La lancha Tupan es de propulsión híbrida (diesel y eléctrica), lo que le otorga una autonomía de hasta 12 días. En una segunda etapa de desarrollo se espera que pueda funcionar en campo durante al menos 30 días ininterrumpidos. La embarcación, de 5 metros (m) de eslora, es la encargada de transportar el dron hasta las zonas predeterminadas en las que se realizará el monitoreo. La inspección tiene una periodicidad y un recorrido establecidos en función de las necesidades definidas por los operadores de la plataforma petrolera. Una vez en el lugar, el dron despega automáticamente para realizar sesiones de vuelo libre que pueden durar hasta 30 minutos. Cuando ese tiempo se acaba, el vehículo regresa a la embarcación para recargar sus baterías.
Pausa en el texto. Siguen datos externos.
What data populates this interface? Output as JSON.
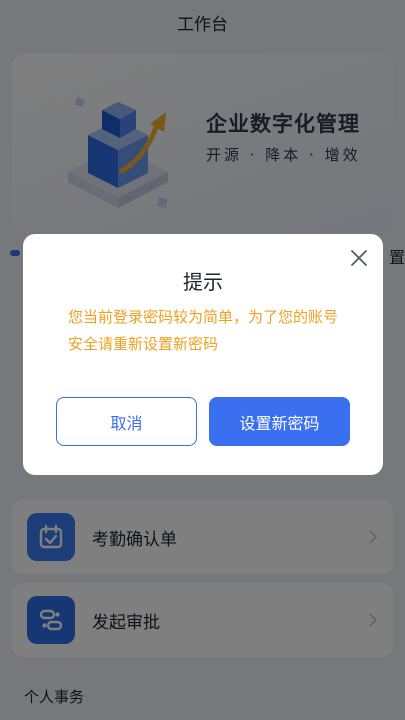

Cuando el dron, que está equipado con sensores de localización, cámara de video y cámara térmica con sensor infrarrojo, detecta indicios de la presencia de petróleo, cosa que ocurre cuando identifica una mancha en el agua con diferente color o temperatura, da aviso a la embarcación. La información se envía inmediatamente a la lancha Tupan, que se desplaza hasta el lugar para recoger muestras del agua y realizar pruebas con sensores fluorimétricos, que miden la fluorescencia de la muestra recogida y proporcionan posibles contrapruebas de impurezas. La confirmación de la presencia de petróleo genera una señal de alerta que se envía a la central de monitoreo en tierra y a las plataformas petroleras cercanas, que adoptan las medidas necesarias.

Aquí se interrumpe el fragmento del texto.